5. The 4.6 → 4.7 migration that broke a shipped skill#

Anthropic shipped Claude 4.7. I upgraded my default model in three workspaces over coffee. Twelve people had been using a skill I’d shared a month earlier — a prep-doc generator for mentoring sessions, simple, well-tested. By the next afternoon two of them had pinged me: the skill is “weird now.”

Weird meant the prep doc came out 30% shorter and skipped a section. The section it skipped was the most useful one — pattern-flagging, the part that called out behavioral patterns from prior sessions. The skill on 4.7 was deciding the patterns section was “speculative” and silently dropping it.

Mechanism. The 4.7 model is more conservative about claims it can’t directly evidence. The pattern section in the original skill prompt was phrased loosely — “note any patterns you see across recent sessions” — and 4.6 happily inferred patterns from context. 4.7 reads the same prompt and decides it doesn’t have enough grounding. So it skips. Silently. No warning, no flag. Just a shorter doc.
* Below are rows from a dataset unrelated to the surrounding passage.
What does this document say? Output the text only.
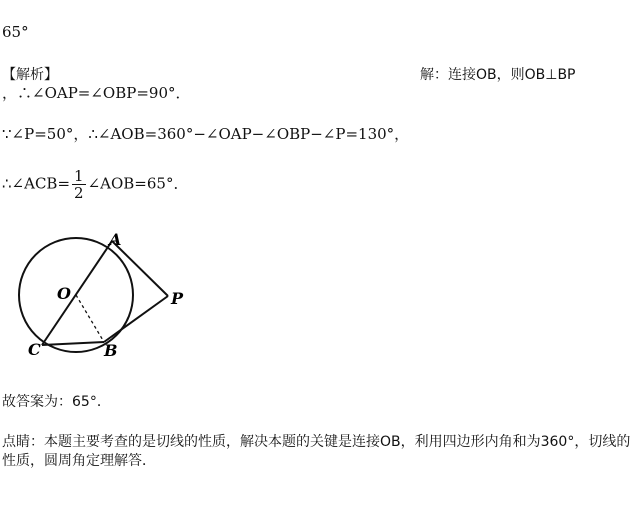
65°
【解析】	解：连接OB，则OB⊥BP
，∴∠OAP=∠OBP=90°．
∵∠P=50°，∴∠AOB=360°−∠OAP−∠OBP−∠P=130°，
∴∠ACB= $\frac{1}{2}$ ∠AOB=65°．
A
O	P
C	B
故答案为：65°．
点睛：本题主要考查的是切线的性质，解决本题的关键是连接OB，利用四边形内角和为360°，切线的
性质，圆周角定理解答．
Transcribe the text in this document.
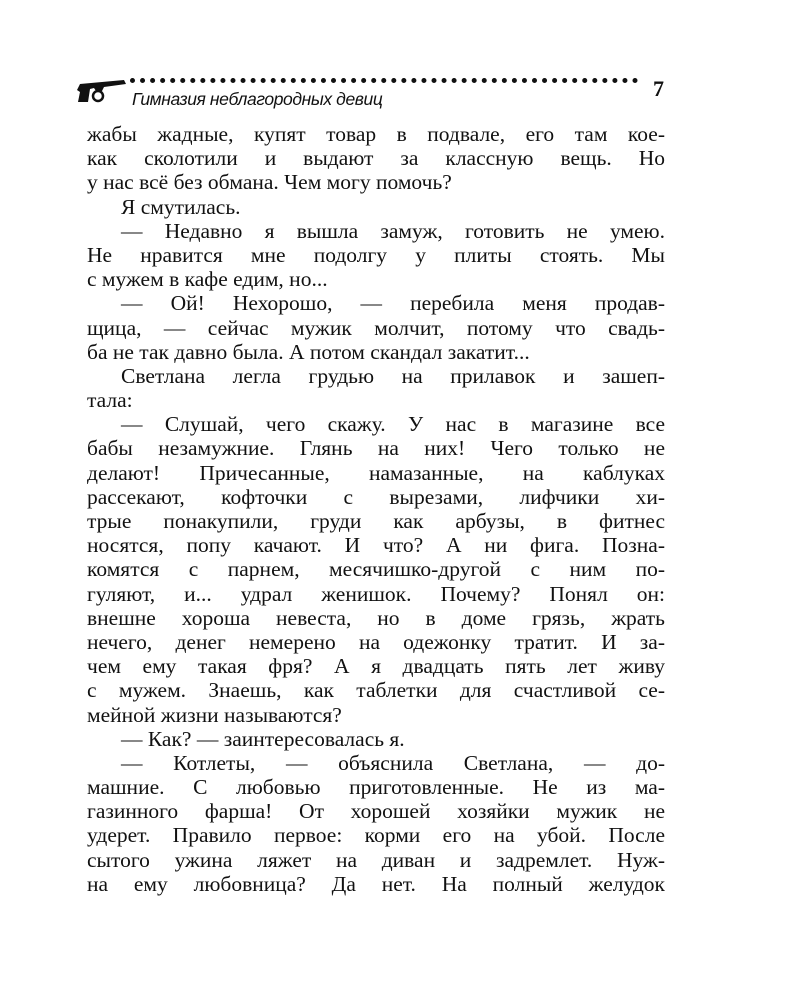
Гимназия неблагородных девиц	7
жабы жадные, купят товар в подвале, его там кое-
как сколотили и выдают за классную вещь. Но
у нас всё без обмана. Чем могу помочь?
Я смутилась.
— Недавно я вышла замуж, готовить не умею.
Не нравится мне подолгу у плиты стоять. Мы
с мужем в кафе едим, но...
— Ой! Нехорошо, — перебила меня продав-
щица, — сейчас мужик молчит, потому что свадь-
ба не так давно была. А потом скандал закатит...
Светлана легла грудью на прилавок и зашеп-
тала:
— Слушай, чего скажу. У нас в магазине все
бабы незамужние. Глянь на них! Чего только не
делают! Причесанные, намазанные, на каблуках
рассекают, кофточки с вырезами, лифчики хи-
трые понакупили, груди как арбузы, в фитнес
носятся, попу качают. И что? А ни фига. Позна-
комятся с парнем, месячишко-другой с ним по-
гуляют, и... удрал женишок. Почему? Понял он:
внешне хороша невеста, но в доме грязь, жрать
нечего, денег немерено на одежонку тратит. И за-
чем ему такая фря? А я двадцать пять лет живу
с мужем. Знаешь, как таблетки для счастливой се-
мейной жизни называются?
— Как? — заинтересовалась я.
— Котлеты, — объяснила Светлана, — до-
машние. С любовью приготовленные. Не из ма-
газинного фарша! От хорошей хозяйки мужик не
удерет. Правило первое: корми его на убой. После
сытого ужина ляжет на диван и задремлет. Нуж-
на ему любовница? Да нет. На полный желудок
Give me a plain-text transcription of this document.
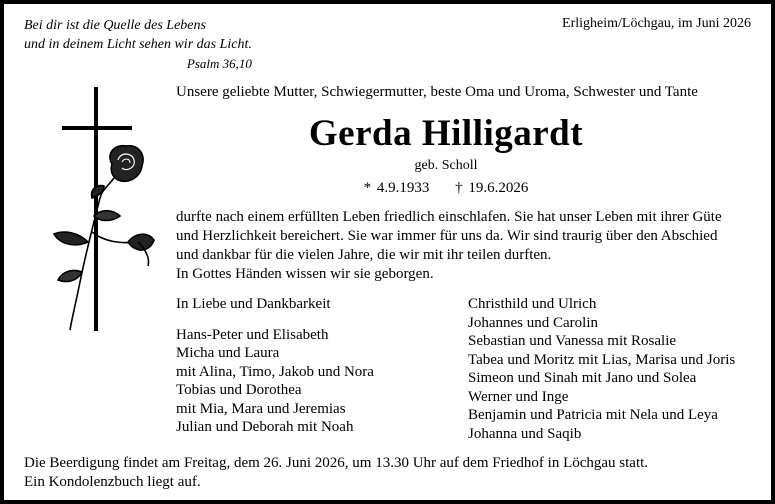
Bei dir ist die Quelle des Lebens
und in deinem Licht sehen wir das Licht.
Psalm 36,10
Erligheim/Löchgau, im Juni 2026
Unsere geliebte Mutter, Schwiegermutter, beste Oma und Uroma, Schwester und Tante
Gerda Hilligardt
geb. Scholl
* 4.9.1933 † 19.6.2026
durfte nach einem erfüllten Leben friedlich einschlafen. Sie hat unser Leben mit ihrer Güte
und Herzlichkeit bereichert. Sie war immer für uns da. Wir sind traurig über den Abschied
und dankbar für die vielen Jahre, die wir mit ihr teilen durften.
In Gottes Händen wissen wir sie geborgen.
In Liebe und Dankbarkeit
Hans-Peter und Elisabeth
Micha und Laura
mit Alina, Timo, Jakob und Nora
Tobias und Dorothea
mit Mia, Mara und Jeremias
Julian und Deborah mit Noah
Christhild und Ulrich
Johannes und Carolin
Sebastian und Vanessa mit Rosalie
Tabea und Moritz mit Lias, Marisa und Joris
Simeon und Sinah mit Jano und Solea
Werner und Inge
Benjamin und Patricia mit Nela und Leya
Johanna und Saqib
Die Beerdigung findet am Freitag, dem 26. Juni 2026, um 13.30 Uhr auf dem Friedhof in Löchgau statt.
Ein Kondolenzbuch liegt auf.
The fix. The migration broke a contract I hadn’t written down. New rule: any skill shared with more than two people gets a regression test that runs on model upgrades — same input, diff the structural shape of the output, alert on missing sections. Took an evening to wire. Should have existed from week one. Doesn’t, in most stacks I see.

The deeper fix is humility. A model upgrade is a behavior change. Treat it like a deploy. You wouldn’t push a backend change to twelve users without a smoke test. Don’t push a model change without one either.

6. The “subagent returned OK with no commit” silent failure#

Final receipt, the one that hurts most because it’s the one that almost shipped to production.

I dispatched four subagents in parallel to refactor four files in a codebase. Each one had a clear scope, a clear file path, a clear instruction to return its commit hash when done. Three returned hashes. The fourth returned the literal string “OK.” Not a hash. Not an error. Just OK.

I read four “successes” and moved on. I batched the next wave. The next wave depended on the fourth file being refactored. The next wave failed in ways that took ninety minutes to diagnose because I was looking at the wrong layer — I assumed the refactor had happened and was looking for a bug in the new code, when the bug was that the new code didn’t exist.

The fourth subagent had hit a permission prompt mid-task, paused waiting for input, and after a timeout returned “OK” because its prompt didn’t say what to return on timeout. It returned the default. The default was the agent’s idea of a friendly status word.

Bill: maybe $8 in wasted tokens. Time: 90 minutes plus the cost of the next-wave debugging. Trust: lower in the orchestration layer permanently.

Fix. A /agent-wave-verify skill that runs between every wave. Counts files modified by each agent, diffs commit hashes, fails loud if any agent’s claimed scope shows zero touched files. I run it now without thinking. The first time I ran it after building it, it caught a different silent failure on the same week. Second time, another. Verifiers earn their keep on the calendar I keep them.

What none of these are#

None of these failures showed up in a tier list. None made a Twitter thread. None of them have a clean before-and-after that fits in a slide. All six changed how I run things.

The polished version of this chapter would sand them off — six lessons, neat bullet points, a confident tone. The polished version would be a lie. The polished version would be the same demo video that put me in the position to lose $1,847 on a Saturday in the first place.

So here they are, with the dollar amounts, with the time stamps, with the names of the things I broke. The demo video for AI in 2026 is sunlit. The receipts are not. Both are real. The receipts are what you operate on.